Another important lung test is lung volume testing. It measures the air volume in the lungs, including the air still present after a typical breath, and is more accurate than spirometry. Testing for diffusing capacity also determines how easily oxygen enters the bloodstream.
Exercise testing helps to determine what causes dyspnea. There are additional tests to find out if asthma is present when the results of the conventional breathing test are predicted.
Can you check if your lungs are working properly at home?
You can achieve it using a tool known as a peak flow meter. A peak flow meter is used in a home lung test to track and assess any daily breathing issues you might experience. You can monitor your breathing health and respiratory issues by frequently recording the data from a peak flow meter that measures your expiratory flow.
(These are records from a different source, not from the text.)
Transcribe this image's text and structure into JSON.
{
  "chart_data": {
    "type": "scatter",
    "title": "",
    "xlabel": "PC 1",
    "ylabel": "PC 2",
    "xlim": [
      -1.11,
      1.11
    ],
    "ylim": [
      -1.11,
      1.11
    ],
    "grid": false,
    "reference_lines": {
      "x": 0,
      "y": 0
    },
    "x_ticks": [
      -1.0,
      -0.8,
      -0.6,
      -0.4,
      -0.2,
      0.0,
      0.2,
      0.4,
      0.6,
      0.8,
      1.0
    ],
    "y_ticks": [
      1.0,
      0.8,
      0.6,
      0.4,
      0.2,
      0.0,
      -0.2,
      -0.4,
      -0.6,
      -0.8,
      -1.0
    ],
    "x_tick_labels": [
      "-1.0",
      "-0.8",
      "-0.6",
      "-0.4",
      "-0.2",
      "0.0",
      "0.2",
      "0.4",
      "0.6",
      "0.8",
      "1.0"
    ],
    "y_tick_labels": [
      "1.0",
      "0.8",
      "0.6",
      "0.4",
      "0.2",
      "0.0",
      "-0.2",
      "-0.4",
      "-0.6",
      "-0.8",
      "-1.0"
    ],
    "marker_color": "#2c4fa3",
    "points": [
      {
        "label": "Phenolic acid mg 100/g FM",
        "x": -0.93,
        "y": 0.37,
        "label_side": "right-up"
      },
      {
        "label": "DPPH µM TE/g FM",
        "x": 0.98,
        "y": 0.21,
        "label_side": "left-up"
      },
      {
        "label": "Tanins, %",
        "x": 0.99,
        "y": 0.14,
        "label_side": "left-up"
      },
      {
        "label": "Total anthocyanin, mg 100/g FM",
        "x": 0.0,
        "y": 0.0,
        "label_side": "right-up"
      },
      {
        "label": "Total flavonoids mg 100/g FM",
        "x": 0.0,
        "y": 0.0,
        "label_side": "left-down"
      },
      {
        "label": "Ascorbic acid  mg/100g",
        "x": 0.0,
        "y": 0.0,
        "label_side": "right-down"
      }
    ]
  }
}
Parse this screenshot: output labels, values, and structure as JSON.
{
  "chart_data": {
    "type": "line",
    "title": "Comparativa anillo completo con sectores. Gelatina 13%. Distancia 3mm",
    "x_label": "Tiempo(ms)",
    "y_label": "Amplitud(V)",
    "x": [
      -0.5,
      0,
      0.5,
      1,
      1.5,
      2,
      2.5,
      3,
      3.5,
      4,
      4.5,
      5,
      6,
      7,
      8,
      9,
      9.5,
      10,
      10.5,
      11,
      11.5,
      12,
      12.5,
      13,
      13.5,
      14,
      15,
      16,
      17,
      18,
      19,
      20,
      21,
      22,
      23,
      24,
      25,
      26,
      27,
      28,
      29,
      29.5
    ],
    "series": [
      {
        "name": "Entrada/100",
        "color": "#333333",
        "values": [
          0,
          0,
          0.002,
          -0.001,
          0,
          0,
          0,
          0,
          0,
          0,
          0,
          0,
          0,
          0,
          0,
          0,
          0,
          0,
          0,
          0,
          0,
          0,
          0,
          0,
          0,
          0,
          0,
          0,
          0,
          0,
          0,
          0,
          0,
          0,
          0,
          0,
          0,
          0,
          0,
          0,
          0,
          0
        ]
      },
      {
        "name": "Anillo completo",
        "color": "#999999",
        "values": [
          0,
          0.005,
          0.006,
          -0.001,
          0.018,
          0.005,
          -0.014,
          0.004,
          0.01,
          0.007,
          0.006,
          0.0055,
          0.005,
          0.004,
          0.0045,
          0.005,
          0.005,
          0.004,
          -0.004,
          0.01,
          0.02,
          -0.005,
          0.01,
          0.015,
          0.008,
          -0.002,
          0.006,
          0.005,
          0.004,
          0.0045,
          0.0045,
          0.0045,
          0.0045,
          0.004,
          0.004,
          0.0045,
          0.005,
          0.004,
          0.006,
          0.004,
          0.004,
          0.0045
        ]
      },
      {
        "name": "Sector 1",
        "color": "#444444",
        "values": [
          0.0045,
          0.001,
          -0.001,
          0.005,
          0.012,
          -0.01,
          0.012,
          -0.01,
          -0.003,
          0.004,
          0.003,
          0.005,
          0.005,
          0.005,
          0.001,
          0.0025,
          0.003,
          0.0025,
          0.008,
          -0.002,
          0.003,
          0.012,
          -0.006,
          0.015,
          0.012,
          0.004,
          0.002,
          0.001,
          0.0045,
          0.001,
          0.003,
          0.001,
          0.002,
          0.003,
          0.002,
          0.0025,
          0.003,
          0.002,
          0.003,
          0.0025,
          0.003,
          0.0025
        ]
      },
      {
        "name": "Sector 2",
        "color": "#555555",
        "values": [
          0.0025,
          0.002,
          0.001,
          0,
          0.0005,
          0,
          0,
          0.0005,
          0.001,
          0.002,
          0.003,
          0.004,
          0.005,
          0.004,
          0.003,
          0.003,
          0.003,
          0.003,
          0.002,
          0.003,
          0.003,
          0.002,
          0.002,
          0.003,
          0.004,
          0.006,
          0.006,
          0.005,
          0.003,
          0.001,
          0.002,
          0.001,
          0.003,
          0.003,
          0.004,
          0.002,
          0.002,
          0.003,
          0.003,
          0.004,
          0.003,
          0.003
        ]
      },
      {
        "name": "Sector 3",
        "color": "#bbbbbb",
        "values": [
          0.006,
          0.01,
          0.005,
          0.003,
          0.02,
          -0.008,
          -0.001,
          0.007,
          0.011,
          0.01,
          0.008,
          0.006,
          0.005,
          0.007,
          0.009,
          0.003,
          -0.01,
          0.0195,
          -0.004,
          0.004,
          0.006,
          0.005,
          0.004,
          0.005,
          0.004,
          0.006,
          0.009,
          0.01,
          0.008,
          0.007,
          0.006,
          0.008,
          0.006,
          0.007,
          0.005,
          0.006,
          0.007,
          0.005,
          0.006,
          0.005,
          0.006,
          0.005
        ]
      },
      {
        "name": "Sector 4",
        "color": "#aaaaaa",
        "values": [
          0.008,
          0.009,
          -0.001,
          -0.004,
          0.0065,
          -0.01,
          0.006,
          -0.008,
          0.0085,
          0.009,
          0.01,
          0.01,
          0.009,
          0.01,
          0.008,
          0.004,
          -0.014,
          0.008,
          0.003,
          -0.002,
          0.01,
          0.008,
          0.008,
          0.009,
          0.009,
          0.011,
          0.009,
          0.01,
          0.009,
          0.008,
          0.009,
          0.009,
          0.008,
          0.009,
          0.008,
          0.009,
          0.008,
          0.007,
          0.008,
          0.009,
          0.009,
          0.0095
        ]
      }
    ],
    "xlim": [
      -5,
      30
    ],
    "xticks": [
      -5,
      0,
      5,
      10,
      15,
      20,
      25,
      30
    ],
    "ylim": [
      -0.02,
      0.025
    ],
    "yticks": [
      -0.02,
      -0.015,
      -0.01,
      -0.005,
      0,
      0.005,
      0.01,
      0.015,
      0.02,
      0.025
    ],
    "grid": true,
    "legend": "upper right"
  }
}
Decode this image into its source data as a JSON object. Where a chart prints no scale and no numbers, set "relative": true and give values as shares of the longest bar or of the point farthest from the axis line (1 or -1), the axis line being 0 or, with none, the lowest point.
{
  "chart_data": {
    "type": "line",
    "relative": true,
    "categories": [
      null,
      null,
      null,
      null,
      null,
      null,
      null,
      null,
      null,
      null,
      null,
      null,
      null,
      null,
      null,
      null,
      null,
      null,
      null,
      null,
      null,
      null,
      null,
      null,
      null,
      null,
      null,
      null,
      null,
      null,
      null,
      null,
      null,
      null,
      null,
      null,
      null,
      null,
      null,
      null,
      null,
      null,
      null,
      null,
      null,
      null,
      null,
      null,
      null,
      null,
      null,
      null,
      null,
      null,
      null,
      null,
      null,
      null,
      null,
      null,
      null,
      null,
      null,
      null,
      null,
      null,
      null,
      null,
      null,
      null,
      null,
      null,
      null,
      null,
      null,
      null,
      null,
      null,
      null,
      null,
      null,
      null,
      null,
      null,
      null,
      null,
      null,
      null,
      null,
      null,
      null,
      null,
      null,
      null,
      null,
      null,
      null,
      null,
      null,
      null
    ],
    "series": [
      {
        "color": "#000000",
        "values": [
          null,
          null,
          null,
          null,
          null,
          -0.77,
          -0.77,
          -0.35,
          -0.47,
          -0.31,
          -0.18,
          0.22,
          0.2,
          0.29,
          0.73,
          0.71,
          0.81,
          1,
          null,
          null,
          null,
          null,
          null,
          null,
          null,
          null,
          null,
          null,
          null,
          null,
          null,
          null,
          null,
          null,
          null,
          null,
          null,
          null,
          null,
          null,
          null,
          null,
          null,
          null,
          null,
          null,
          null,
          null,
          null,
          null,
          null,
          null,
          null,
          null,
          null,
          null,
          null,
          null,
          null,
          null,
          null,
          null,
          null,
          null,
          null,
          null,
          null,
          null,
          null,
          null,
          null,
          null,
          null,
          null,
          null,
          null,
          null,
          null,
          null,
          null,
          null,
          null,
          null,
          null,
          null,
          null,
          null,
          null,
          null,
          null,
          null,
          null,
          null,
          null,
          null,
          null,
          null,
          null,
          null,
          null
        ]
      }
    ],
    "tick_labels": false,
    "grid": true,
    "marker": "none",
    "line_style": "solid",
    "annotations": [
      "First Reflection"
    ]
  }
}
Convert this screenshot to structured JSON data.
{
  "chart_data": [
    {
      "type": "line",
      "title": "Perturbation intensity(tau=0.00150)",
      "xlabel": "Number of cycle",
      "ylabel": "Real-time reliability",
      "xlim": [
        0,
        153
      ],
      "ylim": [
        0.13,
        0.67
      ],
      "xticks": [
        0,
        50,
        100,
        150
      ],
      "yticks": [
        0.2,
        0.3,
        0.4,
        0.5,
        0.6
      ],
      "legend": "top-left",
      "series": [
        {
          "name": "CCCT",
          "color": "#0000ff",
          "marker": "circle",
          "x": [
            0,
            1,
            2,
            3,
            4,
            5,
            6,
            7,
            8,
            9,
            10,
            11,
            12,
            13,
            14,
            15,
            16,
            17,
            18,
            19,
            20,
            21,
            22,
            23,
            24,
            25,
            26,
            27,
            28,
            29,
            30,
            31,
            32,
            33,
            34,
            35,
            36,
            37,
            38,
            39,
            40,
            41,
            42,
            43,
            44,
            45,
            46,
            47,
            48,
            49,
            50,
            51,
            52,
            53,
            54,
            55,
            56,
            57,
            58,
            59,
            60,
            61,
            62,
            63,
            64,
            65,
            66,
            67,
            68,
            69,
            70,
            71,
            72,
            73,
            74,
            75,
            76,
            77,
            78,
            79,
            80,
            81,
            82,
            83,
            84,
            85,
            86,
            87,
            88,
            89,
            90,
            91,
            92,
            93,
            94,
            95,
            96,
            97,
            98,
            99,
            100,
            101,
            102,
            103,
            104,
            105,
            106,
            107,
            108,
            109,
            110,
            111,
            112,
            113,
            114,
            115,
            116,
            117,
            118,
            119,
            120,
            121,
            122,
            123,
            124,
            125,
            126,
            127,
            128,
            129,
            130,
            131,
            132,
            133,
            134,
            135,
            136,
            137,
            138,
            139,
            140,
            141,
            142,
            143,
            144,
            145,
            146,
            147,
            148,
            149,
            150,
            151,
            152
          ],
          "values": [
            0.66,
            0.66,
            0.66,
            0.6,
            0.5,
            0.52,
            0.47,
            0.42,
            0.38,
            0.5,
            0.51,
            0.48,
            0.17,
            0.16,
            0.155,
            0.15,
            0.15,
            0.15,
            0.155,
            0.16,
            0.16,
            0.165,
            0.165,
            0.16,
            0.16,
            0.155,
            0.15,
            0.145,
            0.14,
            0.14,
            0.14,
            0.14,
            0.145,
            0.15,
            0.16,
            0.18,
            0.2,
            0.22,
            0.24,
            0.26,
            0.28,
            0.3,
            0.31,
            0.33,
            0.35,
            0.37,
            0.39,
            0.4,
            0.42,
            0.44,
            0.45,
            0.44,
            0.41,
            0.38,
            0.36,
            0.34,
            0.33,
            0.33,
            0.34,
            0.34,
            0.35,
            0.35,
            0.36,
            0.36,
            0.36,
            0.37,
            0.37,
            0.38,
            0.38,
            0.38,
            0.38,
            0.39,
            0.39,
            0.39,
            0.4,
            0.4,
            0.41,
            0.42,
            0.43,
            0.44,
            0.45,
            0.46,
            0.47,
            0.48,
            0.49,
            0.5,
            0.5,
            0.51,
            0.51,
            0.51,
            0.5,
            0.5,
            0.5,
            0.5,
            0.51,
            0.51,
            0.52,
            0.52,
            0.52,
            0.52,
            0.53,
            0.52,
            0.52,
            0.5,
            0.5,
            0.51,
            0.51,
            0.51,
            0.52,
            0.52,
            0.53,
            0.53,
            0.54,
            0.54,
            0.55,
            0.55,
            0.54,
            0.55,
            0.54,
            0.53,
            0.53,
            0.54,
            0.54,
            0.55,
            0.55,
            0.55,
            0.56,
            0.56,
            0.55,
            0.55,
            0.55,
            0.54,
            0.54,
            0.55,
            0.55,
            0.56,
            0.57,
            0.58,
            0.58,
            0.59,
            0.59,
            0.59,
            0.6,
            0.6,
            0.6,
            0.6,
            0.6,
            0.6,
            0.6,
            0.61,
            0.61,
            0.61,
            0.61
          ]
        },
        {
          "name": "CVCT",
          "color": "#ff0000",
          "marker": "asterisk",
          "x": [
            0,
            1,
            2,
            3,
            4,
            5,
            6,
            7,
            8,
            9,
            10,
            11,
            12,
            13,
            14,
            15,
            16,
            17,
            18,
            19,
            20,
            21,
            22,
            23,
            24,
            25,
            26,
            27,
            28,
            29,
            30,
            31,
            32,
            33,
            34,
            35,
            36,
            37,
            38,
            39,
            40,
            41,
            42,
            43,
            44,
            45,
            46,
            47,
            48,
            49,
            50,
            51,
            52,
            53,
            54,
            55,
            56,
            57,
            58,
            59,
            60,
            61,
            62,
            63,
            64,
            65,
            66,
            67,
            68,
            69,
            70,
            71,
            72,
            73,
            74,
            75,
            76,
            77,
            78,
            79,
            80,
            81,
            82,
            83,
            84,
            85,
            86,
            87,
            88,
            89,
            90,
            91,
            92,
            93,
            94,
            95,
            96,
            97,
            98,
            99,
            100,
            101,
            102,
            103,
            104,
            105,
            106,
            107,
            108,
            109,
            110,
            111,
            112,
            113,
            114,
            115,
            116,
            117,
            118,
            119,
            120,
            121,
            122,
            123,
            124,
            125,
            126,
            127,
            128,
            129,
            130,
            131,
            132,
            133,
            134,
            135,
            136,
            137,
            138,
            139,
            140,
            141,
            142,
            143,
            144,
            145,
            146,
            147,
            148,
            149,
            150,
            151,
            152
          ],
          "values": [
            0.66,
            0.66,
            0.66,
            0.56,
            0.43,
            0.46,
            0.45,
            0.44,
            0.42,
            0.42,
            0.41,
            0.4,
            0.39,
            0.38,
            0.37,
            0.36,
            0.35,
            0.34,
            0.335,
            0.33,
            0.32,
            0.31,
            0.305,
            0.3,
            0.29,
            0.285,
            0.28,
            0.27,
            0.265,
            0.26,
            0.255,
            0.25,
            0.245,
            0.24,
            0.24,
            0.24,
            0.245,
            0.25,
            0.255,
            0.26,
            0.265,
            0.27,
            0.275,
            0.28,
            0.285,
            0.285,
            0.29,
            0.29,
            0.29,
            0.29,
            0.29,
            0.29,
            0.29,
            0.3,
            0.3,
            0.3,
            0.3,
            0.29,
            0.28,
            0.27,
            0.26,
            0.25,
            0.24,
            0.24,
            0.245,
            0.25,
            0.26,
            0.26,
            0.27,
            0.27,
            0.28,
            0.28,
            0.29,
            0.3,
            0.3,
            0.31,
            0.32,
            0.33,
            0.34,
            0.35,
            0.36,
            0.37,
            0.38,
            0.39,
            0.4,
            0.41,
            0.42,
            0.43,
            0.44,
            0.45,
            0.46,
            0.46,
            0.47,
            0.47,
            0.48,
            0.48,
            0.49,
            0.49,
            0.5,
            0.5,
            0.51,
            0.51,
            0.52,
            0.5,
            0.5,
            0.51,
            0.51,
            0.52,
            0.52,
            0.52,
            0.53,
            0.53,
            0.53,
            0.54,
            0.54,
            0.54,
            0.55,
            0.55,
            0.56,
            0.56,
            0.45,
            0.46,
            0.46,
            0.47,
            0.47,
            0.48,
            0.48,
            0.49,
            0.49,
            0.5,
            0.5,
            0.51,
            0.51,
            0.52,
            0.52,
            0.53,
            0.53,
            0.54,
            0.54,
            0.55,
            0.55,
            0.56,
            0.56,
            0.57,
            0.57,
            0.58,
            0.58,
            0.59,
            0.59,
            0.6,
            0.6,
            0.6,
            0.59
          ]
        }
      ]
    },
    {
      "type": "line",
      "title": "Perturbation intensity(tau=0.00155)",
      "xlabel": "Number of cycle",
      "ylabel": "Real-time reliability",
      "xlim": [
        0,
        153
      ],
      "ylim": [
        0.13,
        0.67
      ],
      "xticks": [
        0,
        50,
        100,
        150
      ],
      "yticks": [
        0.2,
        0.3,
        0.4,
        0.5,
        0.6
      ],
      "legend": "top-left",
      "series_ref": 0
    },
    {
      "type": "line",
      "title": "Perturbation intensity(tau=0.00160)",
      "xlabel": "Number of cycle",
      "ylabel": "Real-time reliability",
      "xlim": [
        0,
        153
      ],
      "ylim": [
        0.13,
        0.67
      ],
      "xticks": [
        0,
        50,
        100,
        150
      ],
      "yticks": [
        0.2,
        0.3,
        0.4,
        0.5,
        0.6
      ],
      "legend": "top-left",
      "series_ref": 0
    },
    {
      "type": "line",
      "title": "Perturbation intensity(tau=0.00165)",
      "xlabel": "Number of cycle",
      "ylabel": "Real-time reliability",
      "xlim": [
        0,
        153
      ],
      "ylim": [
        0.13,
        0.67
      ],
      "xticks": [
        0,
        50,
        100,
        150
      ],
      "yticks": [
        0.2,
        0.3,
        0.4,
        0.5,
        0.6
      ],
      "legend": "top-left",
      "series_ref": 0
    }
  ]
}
To help you better monitor your health, some doctors advise home monitoring as well. To determine the maximum airflow rate you can produce, hold it in your palm and blow into it as forcefully as possible.
A peak flow meter is a portable instrument that calculates your peak expiratory flow rate (PEFR), or the rate at which your lungs forcefully exhale air after you have taken a full breath. It can aid in asthma management. It can inform you and your healthcare professional about how wide open your lungs' airways are. Before you wheeze, the PFM can spot minute alterations in the big airways. You can detect the beginning of your peak flow decline by using a PFM daily.
The peak flows represent the width of the airways in your lungs. The peak flow could start to diminish even before you start to feel ill. This drop alerts you to the possibility of an asthmatic flare-up. Measuring your peak flow can help you identify what "triggered" the drop in blood pressure, determine which medications to add or remove, and identify when you might require emergency care.
Why the lungs don't function at their best?
Breathing can be made more difficult by lung or respiratory conditions, such as:
- Mold (fungus)
- Polluted air
- Cigarette, tobacco, or shisha smoke
What does the lung test outcome mean?
After the test, you can return to your usual daily routine. Normal values are determined based on factors such as age, height, and gender. If a value is found to be abnormal, it may indicate a problem with the lungs. However, in some cases, a patient with normal lungs may show an abnormal result in a breathing test. You should consult your doctor about what your test results mean.
How to maintain healthy lungs in the body?
By following a few simple habits and making conscious lifestyle choices, it is possible to keep your lungs in optimal condition and maintain your overall respiratory health. These are:
Lung cancer and chronic obstructive pulmonary disease, which includes chronic bronchitis and emphysema, are primarily brought on by cigarette smoking. In addition, it results in persistent lung edema or inflammation, which can cause chronic bronchitis.
Drink Plenty of Water
A thin layer of mucus lines your lungs. This lining stays thin when you drink enough water throughout the day, improving your lungs' function. If you have COPD, staying hydrated is essential since it makes it simpler to cough up the pulmonary mucus, which can be uncomfortable and cause breathing issues. It is recommended that athletes take sports drinks for hydration. A dehydration test can be conducted to know much water your body needs.
Regular exercise is the most important thing we can do for the health of our lungs, exercises for digestion also help the lungs. Energizing our muscles requires more oxygen, so our bodies need more oxygen. As a result, our lungs work harder to provide that oxygen while generating more carbon dioxide.